Le dreadlocké Germarcus Hardrick des Cornhuskers du Nebraska a été accueilli par l'entraîneur Bo Bellini avant un match en 2011 à Lincoln.  (Eric Francis / Getty Images)
Le dreadlocké Germarcus Hardrick des Cornhuskers du Nebraska a été accueilli par l’entraîneur Bo Bellini avant un match en 2011 à Lincoln. (Eric Francis / Getty Images)

Cela peut cependant attendre.

Hardrick, 32 ans, veut jouer à ce jeu aussi longtemps que possible, peut-être même avec son compatriote superstar Stanley Bryant, qui est toujours aussi fort à 36 ans.
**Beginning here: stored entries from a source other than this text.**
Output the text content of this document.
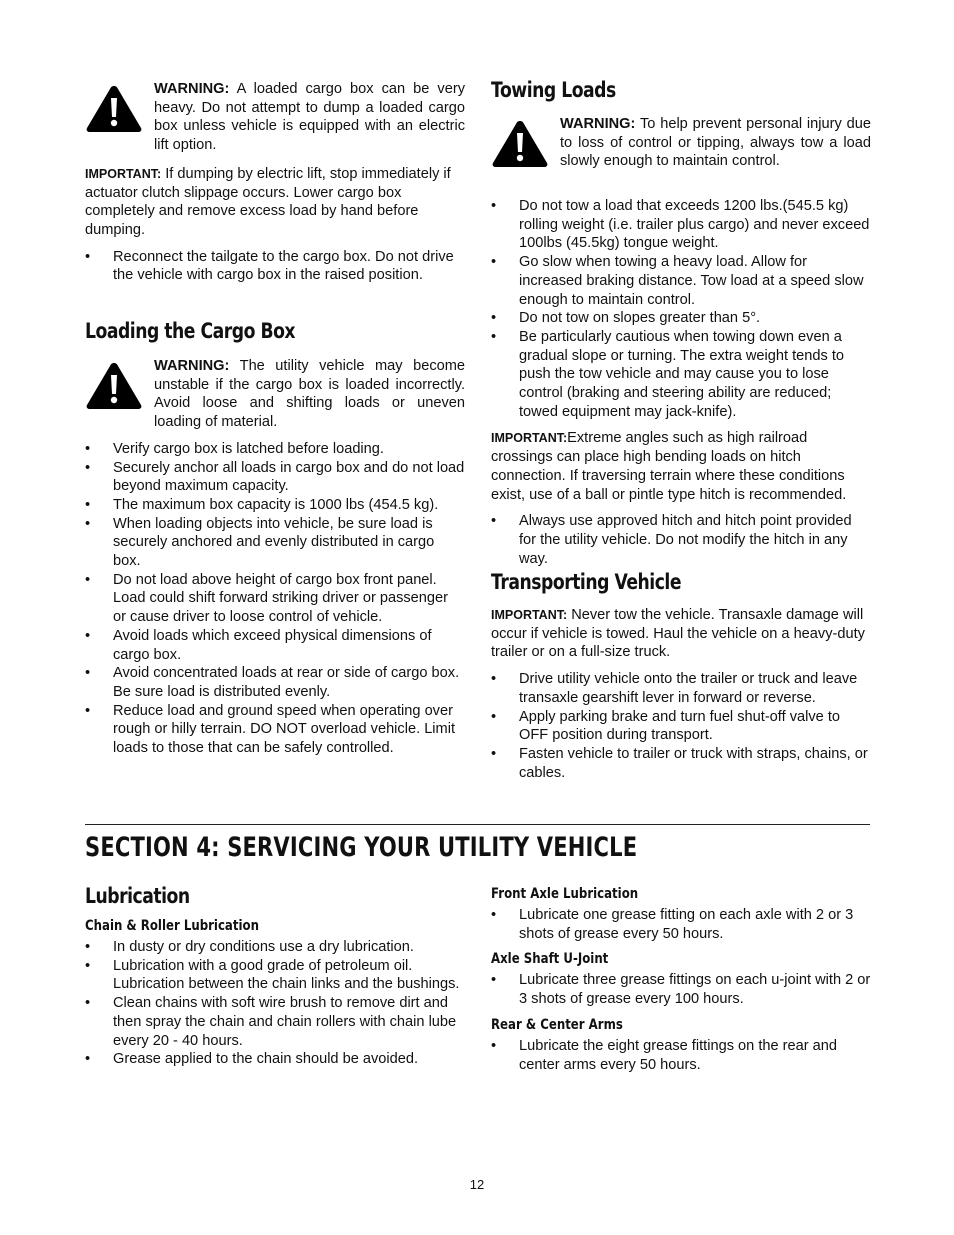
WARNING: A loaded cargo box can be very heavy. Do not attempt to dump a loaded cargo box unless vehicle is equipped with an electric lift option.

IMPORTANT: If dumping by electric lift, stop immediately if actuator clutch slippage occurs. Lower cargo box completely and remove excess load by hand before dumping.

• Reconnect the tailgate to the cargo box. Do not drive the vehicle with cargo box in the raised position.
Loading the Cargo Box
WARNING: The utility vehicle may become unstable if the cargo box is loaded incorrectly. Avoid loose and shifting loads or uneven loading of material.
• Verify cargo box is latched before loading.
• Securely anchor all loads in cargo box and do not load beyond maximum capacity.
• The maximum box capacity is 1000 lbs (454.5 kg).
• When loading objects into vehicle, be sure load is securely anchored and evenly distributed in cargo box.
• Do not load above height of cargo box front panel. Load could shift forward striking driver or passenger or cause driver to loose control of vehicle.
• Avoid loads which exceed physical dimensions of cargo box.
• Avoid concentrated loads at rear or side of cargo box. Be sure load is distributed evenly.
• Reduce load and ground speed when operating over rough or hilly terrain. DO NOT overload vehicle. Limit loads to those that can be safely controlled.
Towing Loads
WARNING: To help prevent personal injury due to loss of control or tipping, always tow a load slowly enough to maintain control.
• Do not tow a load that exceeds 1200 lbs.(545.5 kg) rolling weight (i.e. trailer plus cargo) and never exceed 100lbs (45.5kg) tongue weight.
• Go slow when towing a heavy load. Allow for increased braking distance. Tow load at a speed slow enough to maintain control.
• Do not tow on slopes greater than 5°.
• Be particularly cautious when towing down even a gradual slope or turning. The extra weight tends to push the tow vehicle and may cause you to lose control (braking and steering ability are reduced; towed equipment may jack-knife).

IMPORTANT:Extreme angles such as high railroad crossings can place high bending loads on hitch connection. If traversing terrain where these conditions exist, use of a ball or pintle type hitch is recommended.

• Always use approved hitch and hitch point provided for the utility vehicle. Do not modify the hitch in any way.
Transporting Vehicle

IMPORTANT: Never tow the vehicle. Transaxle damage will occur if vehicle is towed. Haul the vehicle on a heavy-duty trailer or on a full-size truck.

• Drive utility vehicle onto the trailer or truck and leave transaxle gearshift lever in forward or reverse.
• Apply parking brake and turn fuel shut-off valve to OFF position during transport.
• Fasten vehicle to trailer or truck with straps, chains, or cables.
SECTION 4: SERVICING YOUR UTILITY VEHICLE
Lubrication
Chain & Roller Lubrication
• In dusty or dry conditions use a dry lubrication.
• Lubrication with a good grade of petroleum oil. Lubrication between the chain links and the bushings.
• Clean chains with soft wire brush to remove dirt and then spray the chain and chain rollers with chain lube every 20 - 40 hours.
• Grease applied to the chain should be avoided.
Front Axle Lubrication
• Lubricate one grease fitting on each axle with 2 or 3 shots of grease every 50 hours.
Axle Shaft U-Joint
• Lubricate three grease fittings on each u-joint with 2 or 3 shots of grease every 100 hours.
Rear & Center Arms
• Lubricate the eight grease fittings on the rear and center arms every 50 hours.
12
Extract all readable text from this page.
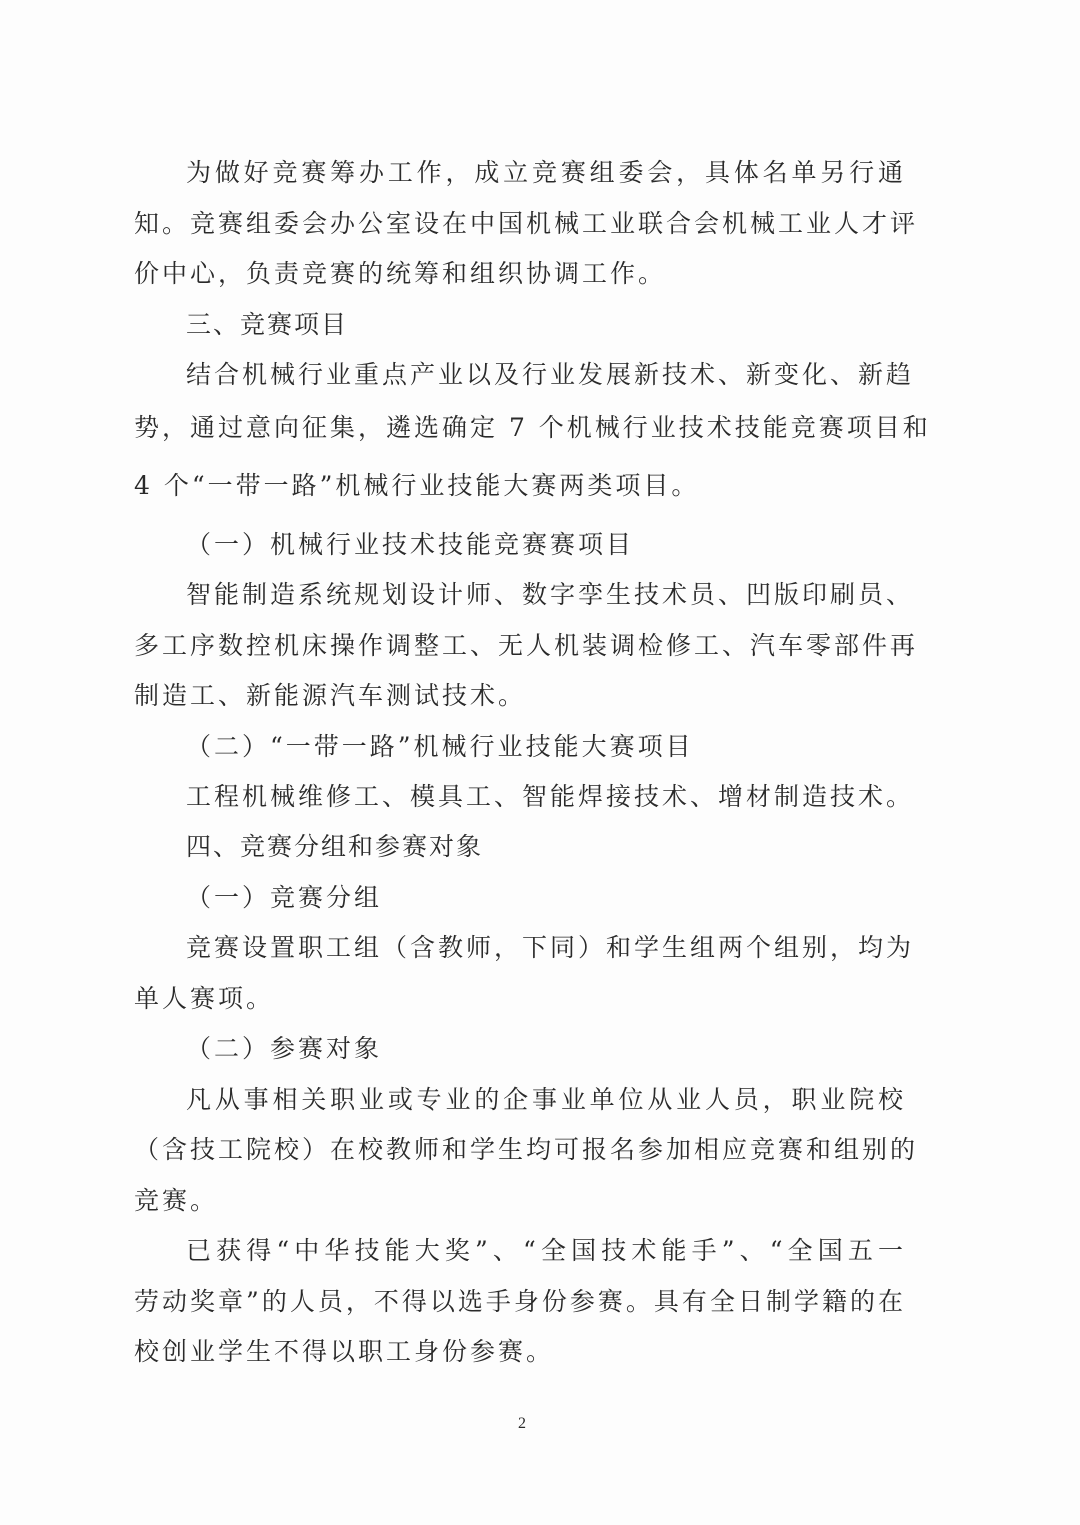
为做好竞赛筹办工作，成立竞赛组委会，具体名单另行通

知。竞赛组委会办公室设在中国机械工业联合会机械工业人才评

价中心，负责竞赛的统筹和组织协调工作。

三、竞赛项目

结合机械行业重点产业以及行业发展新技术、新变化、新趋

势，通过意向征集，遴选确定 7 个机械行业技术技能竞赛项目和

4 个“一带一路”机械行业技能大赛两类项目。

（一）机械行业技术技能竞赛赛项目

智能制造系统规划设计师、数字孪生技术员、凹版印刷员、

多工序数控机床操作调整工、无人机装调检修工、汽车零部件再

制造工、新能源汽车测试技术。

（二）“一带一路”机械行业技能大赛项目

工程机械维修工、模具工、智能焊接技术、增材制造技术。

四、竞赛分组和参赛对象

（一）竞赛分组

竞赛设置职工组（含教师，下同）和学生组两个组别，均为

单人赛项。

（二）参赛对象

凡从事相关职业或专业的企事业单位从业人员，职业院校

（含技工院校）在校教师和学生均可报名参加相应竞赛和组别的

竞赛。

已获得“中华技能大奖”、“全国技术能手”、“全国五一

劳动奖章”的人员，不得以选手身份参赛。具有全日制学籍的在

校创业学生不得以职工身份参赛。

2
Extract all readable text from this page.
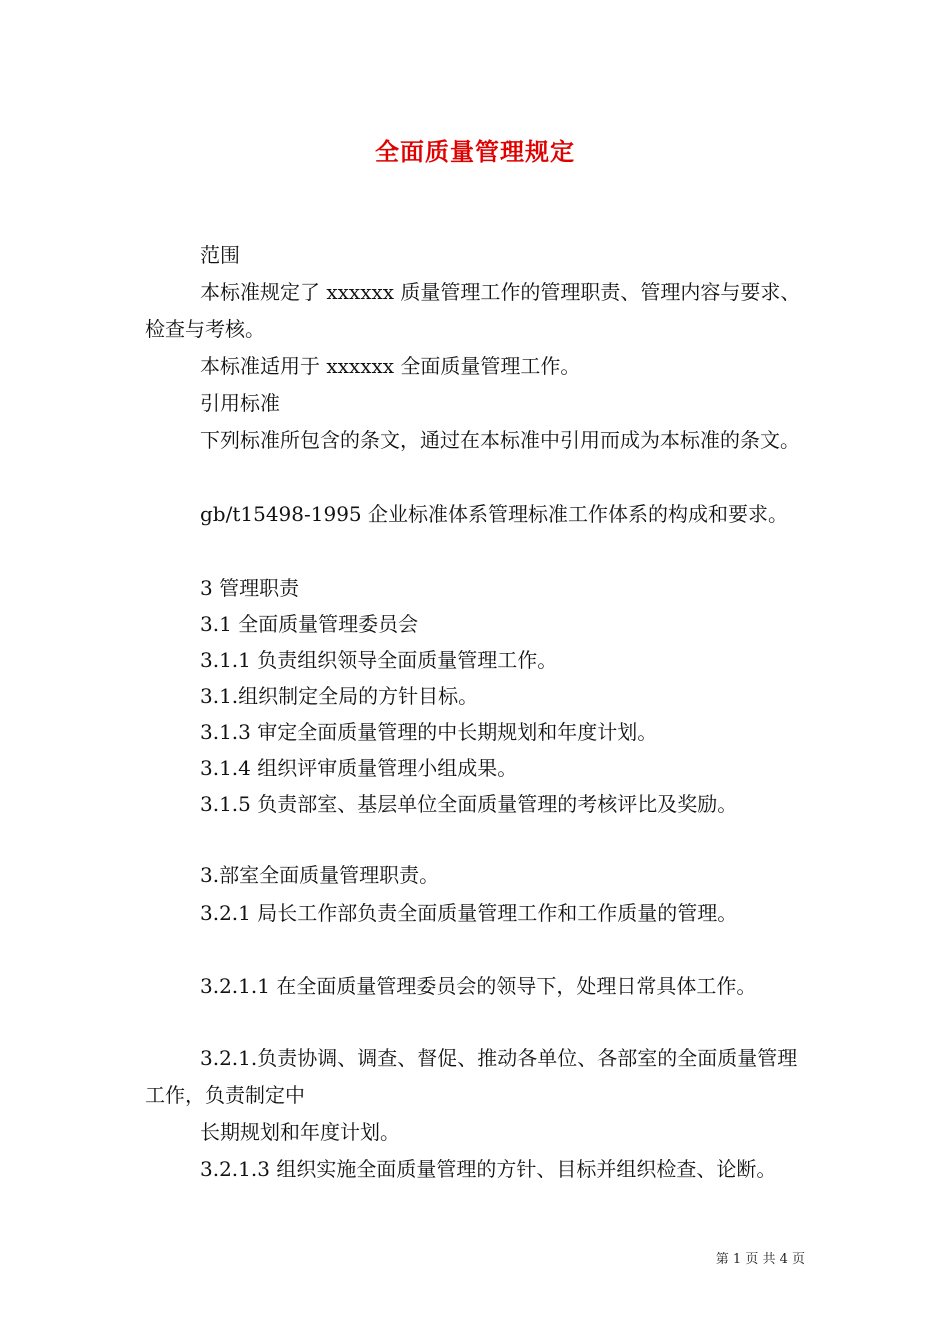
全面质量管理规定
范围
本标准规定了 xxxxxx 质量管理工作的管理职责、管理内容与要求、检查与考核。
本标准适用于 xxxxxx 全面质量管理工作。
引用标准
下列标准所包含的条文，通过在本标准中引用而成为本标准的条文。
gb/t15498-1995 企业标准体系管理标准工作体系的构成和要求。
3 管理职责
3.1 全面质量管理委员会
3.1.1 负责组织领导全面质量管理工作。
3.1.组织制定全局的方针目标。
3.1.3 审定全面质量管理的中长期规划和年度计划。
3.1.4 组织评审质量管理小组成果。
3.1.5 负责部室、基层单位全面质量管理的考核评比及奖励。
3.部室全面质量管理职责。
3.2.1 局长工作部负责全面质量管理工作和工作质量的管理。
3.2.1.1 在全面质量管理委员会的领导下，处理日常具体工作。
3.2.1.负责协调、调查、督促、推动各单位、各部室的全面质量管理工作，负责制定中
长期规划和年度计划。
3.2.1.3 组织实施全面质量管理的方针、目标并组织检查、论断。
第 1 页 共 4 页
Comme Bryant il y a une semaine, Hardrick a signé une autre prolongation de contrat d’un an cette semaine.
Mais pour tenir ce concert pour acquis, supposons qu’il obtienne un autre contrat, pas une opportunité.

« Je me demande toujours si le prochain spectacle viendra », a-t-il déclaré. « Parce que c’est une entreprise et vous savez comment ça marche. Mais il n’était pas question de retourner à Winnipeg. J’aime les gars, je leur fais confiance, je fais confiance à l’organisation de fond en comble. Je ne pourrais pas être plus heureux. »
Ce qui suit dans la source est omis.